Ponte terá estudo antes de recuperação

Nélson Gonçalves
| Tempo de leitura: 3 min

O prefeito Tuga Angerami (PDT) anunciou ontem que a conclusão da reforma na ponte Ayrton Senna, interditada desde dezembro de 2002, ainda vai esperar a contratação de estudo sobre as condições de superestrutura da obra. Em uma nova reunião com engenheiros e assessores para discutir a próxima etapa da reforma, realizada ontem, o chefe do Executivo ponderou que é melhor contratar a avaliação de especialista para decidir pelos investimentos necessários à recuperação do local.

A assessoria de imprensa do Executivo informou que o prefeito se reuniu com os secretários municipais de Obras, Leandro Joaquim, e de Planejamento (Seplan), Isidoro Schafranski, além de técnicos e engenheiros para discutir os próximos passos a serem tomados na obra.
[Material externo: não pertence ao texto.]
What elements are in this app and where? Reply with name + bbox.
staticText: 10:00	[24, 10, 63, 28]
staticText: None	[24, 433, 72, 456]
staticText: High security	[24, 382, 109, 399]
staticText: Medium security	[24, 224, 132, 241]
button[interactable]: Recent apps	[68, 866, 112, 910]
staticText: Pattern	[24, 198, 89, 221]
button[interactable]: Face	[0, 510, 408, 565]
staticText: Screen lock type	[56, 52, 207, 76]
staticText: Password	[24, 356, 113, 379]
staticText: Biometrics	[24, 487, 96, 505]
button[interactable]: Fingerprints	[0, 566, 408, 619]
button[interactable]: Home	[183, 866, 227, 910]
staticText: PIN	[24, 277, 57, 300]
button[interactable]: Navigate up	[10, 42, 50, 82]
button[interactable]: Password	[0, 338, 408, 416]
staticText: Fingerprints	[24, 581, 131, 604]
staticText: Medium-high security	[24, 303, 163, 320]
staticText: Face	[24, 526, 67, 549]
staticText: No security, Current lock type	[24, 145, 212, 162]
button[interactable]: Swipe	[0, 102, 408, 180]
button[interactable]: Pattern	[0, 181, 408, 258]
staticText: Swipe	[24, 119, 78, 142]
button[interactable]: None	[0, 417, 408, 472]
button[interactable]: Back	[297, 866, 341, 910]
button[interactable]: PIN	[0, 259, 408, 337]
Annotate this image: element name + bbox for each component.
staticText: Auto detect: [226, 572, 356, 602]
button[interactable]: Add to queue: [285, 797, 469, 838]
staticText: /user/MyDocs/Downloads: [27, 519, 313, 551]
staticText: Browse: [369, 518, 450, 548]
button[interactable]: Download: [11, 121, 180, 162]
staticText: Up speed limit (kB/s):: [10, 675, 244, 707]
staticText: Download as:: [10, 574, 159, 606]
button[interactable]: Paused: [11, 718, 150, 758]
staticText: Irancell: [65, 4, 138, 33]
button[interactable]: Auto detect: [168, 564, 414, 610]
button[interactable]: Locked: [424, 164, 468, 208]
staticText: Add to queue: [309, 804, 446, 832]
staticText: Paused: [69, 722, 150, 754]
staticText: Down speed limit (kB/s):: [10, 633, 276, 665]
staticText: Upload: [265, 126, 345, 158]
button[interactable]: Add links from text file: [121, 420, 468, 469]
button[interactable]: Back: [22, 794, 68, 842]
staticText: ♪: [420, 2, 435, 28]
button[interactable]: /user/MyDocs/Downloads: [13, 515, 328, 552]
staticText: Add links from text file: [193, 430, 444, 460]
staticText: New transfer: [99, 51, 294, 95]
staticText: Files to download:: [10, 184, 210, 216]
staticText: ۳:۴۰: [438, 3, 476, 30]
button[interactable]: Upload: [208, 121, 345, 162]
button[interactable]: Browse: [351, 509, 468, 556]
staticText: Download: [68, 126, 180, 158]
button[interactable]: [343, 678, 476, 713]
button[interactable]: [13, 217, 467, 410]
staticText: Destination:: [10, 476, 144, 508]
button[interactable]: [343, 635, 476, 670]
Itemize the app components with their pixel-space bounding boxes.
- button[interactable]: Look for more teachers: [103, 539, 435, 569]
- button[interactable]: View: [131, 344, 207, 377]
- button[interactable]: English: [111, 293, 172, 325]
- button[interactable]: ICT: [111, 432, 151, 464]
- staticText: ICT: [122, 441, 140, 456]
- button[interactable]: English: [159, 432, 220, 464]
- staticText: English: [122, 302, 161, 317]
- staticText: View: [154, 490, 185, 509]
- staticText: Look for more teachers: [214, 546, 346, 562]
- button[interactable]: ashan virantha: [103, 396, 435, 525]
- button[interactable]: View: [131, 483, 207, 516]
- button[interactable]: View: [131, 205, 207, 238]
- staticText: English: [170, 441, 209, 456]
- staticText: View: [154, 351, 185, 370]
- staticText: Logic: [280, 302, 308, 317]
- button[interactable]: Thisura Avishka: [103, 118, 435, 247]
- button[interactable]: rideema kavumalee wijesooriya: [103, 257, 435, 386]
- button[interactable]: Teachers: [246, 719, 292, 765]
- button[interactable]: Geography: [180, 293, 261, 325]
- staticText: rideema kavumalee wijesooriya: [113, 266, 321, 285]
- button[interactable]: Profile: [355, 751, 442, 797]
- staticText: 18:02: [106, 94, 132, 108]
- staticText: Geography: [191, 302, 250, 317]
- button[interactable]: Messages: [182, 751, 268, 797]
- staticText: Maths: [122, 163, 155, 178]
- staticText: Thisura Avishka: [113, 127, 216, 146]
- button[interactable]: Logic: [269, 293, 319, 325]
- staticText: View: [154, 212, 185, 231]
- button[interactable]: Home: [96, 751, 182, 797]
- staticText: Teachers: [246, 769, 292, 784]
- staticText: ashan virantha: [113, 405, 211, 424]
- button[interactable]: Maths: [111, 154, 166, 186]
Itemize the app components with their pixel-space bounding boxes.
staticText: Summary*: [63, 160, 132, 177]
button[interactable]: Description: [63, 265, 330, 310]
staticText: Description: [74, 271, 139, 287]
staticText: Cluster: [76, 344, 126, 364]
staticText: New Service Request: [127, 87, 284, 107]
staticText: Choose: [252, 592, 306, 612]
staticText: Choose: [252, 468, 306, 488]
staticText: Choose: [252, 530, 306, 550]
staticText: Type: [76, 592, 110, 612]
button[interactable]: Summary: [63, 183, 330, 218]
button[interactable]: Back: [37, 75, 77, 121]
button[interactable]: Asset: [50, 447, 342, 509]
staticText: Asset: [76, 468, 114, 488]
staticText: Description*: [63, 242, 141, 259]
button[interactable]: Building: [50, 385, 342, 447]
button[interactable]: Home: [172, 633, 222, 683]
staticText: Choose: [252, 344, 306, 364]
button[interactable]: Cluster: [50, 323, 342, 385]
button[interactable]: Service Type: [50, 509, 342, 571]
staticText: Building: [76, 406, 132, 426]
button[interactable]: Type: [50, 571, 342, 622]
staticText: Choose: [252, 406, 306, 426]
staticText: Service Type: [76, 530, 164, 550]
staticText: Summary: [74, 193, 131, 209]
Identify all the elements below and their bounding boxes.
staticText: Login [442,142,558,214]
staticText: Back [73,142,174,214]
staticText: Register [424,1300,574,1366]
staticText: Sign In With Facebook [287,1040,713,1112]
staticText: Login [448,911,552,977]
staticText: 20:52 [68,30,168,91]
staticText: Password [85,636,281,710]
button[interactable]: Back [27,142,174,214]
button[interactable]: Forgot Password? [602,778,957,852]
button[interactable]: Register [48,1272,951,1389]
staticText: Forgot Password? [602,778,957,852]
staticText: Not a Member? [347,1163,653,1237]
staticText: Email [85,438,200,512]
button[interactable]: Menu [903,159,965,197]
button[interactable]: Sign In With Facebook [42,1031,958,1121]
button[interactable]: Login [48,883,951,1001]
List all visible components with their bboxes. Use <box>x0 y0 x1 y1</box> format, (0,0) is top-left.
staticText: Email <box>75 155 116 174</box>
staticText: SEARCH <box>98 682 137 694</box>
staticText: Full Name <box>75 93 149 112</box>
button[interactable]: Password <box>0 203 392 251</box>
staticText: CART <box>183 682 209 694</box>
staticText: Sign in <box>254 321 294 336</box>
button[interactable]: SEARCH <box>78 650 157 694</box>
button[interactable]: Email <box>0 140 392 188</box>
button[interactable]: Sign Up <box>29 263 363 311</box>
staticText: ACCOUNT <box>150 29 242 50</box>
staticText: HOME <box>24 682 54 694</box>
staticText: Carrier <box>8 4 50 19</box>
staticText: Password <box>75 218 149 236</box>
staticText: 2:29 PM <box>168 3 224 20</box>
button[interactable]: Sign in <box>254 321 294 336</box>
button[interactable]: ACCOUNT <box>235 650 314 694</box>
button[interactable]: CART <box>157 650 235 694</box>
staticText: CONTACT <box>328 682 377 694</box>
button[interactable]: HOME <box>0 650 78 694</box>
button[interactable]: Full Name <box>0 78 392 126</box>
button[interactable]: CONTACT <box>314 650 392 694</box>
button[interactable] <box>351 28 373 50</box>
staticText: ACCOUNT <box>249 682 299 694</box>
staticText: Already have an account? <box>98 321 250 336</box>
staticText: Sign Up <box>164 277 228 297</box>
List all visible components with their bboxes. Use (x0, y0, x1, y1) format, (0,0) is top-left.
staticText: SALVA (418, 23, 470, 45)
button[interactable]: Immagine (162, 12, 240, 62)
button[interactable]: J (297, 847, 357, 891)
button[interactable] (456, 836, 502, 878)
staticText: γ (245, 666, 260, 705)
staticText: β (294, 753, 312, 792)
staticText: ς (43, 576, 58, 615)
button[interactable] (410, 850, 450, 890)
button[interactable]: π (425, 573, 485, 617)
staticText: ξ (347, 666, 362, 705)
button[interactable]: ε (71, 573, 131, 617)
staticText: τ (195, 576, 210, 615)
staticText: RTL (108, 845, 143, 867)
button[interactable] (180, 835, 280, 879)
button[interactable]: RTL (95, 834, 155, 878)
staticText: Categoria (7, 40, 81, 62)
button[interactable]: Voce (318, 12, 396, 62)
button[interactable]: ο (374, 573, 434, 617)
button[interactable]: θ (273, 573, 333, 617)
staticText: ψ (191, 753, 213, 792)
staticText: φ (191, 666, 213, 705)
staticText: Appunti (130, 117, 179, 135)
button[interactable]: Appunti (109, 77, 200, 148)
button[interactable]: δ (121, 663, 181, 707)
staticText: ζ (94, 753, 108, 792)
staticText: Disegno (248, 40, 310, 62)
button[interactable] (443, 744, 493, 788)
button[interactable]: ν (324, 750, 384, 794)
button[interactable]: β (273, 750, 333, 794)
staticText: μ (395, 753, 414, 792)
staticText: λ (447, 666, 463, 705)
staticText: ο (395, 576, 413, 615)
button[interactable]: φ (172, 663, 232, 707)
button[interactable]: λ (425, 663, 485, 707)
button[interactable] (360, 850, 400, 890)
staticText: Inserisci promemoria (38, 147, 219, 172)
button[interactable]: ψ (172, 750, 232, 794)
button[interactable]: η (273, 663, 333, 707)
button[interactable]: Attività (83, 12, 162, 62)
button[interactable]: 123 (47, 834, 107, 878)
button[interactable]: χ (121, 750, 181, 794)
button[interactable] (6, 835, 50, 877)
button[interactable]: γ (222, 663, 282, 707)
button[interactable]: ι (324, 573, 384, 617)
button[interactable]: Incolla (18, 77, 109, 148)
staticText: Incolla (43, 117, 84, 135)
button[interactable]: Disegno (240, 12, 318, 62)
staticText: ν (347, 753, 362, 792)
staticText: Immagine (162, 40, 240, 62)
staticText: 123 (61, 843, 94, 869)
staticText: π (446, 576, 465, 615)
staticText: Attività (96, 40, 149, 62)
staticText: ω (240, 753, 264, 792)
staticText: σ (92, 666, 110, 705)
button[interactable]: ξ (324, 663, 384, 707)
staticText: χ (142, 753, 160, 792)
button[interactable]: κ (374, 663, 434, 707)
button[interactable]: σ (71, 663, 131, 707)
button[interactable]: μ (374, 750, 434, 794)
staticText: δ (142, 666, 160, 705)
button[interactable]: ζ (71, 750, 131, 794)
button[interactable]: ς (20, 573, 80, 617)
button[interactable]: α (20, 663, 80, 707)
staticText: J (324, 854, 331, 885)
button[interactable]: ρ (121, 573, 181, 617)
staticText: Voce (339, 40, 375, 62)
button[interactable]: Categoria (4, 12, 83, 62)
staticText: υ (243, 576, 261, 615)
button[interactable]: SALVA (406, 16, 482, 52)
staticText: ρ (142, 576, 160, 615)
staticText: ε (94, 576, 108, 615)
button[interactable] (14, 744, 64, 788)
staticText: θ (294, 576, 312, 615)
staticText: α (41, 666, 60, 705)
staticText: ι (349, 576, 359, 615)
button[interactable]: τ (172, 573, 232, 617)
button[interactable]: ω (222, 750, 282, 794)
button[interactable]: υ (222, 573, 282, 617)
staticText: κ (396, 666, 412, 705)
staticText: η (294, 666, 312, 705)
A ponte teve construção iniciada em 2000 e deveria interligar o núcleo Mary Dota ao Distrito Industrial (veja histórico nesta página). O presidente da Câmara Municipal, Toninho Garmes (PSDB), e o vereador Faria Neto (PDT), também participaram da reunião. Garmes é autor de ação popular que busca o ressarcimento pelos prejuízos causados e a devolução dos valores já gastos com a reforma até agora.

“Será feita uma avaliação de custos para a contratação da revisão da superestrutura junto a empresas especializadas na matéria”, informa a assessoria da prefeitura. A administração vai decidir se este trabalho poderá ser contratado por via direta ou se terá que ser submetido à licitação.

Segundo o Executivo, as fundações da ponte não oferecem mais problemas, cujas fissuras nas estacas foram atacadas com projeto e recuperação contratado e executado ainda pelo governo Nilson Costa. “As fundações não oferecem problemas e a prefeitura entende que antes de investir novos recursos é necessário certificar-se de que não existem problemas decorrentes das deformações na época do colapso da fundação. Esta análise vai fornecer subsídios para que se decida quanto à forma de aterramento dos encontros (laterais), que será feito após a conclusão dos estudos”, cita a assessoria.

Análise dos efeitos

Consultado pelo JC para comentar o assunto, o engenheiro Eric Fabris - que participou do encontro na prefeitura como colaborador à análise da questão - considera necessária a avaliação da superestrutura. “Realmente a recuperação da fundação executada pelo engenheiro Albiero é inquestionável. Isso está resolvido. Agora falta o estudo das demais partes da ponte, para cima. É uma análise das conseqüências da reforma para o pilar e as vigas e a situação das cargas verticais e horizontais nesta superestrutura”, avalia.

O engenheiro menciona que o estudo para decidir como será realizada a nova etapa de recuperação se deve, sobretudo, ao fato de que a prefeitura só contratou o reforço da fundação na fase anterior. “Já tinha dito na reunião técnica anterior que estranhei a prefeitura só ter contratado o projeto de recuperação da fundação, sem incluir a análise dos efeitos sobre as demais partes da obra”, reforça Fabris.

Outra resposta a ser dada pelo profissional a ser contratado neste momento é a técnica a ser usada na execução do aterro, opina Fabris. “O profissional terá de responder também, na minha opinião, se o aterro tem que receber solo envelopado ou terra armada (arrimo), item que também permanece em aberto”, explica. O arrimo funciona como um apoio adicional às laterais da ponte.

Para Fabris, por fim, o estudo deve ser contratado junto a profissional especialista em construções e cálculos de ponte e com experiência em projetos específicos no setor.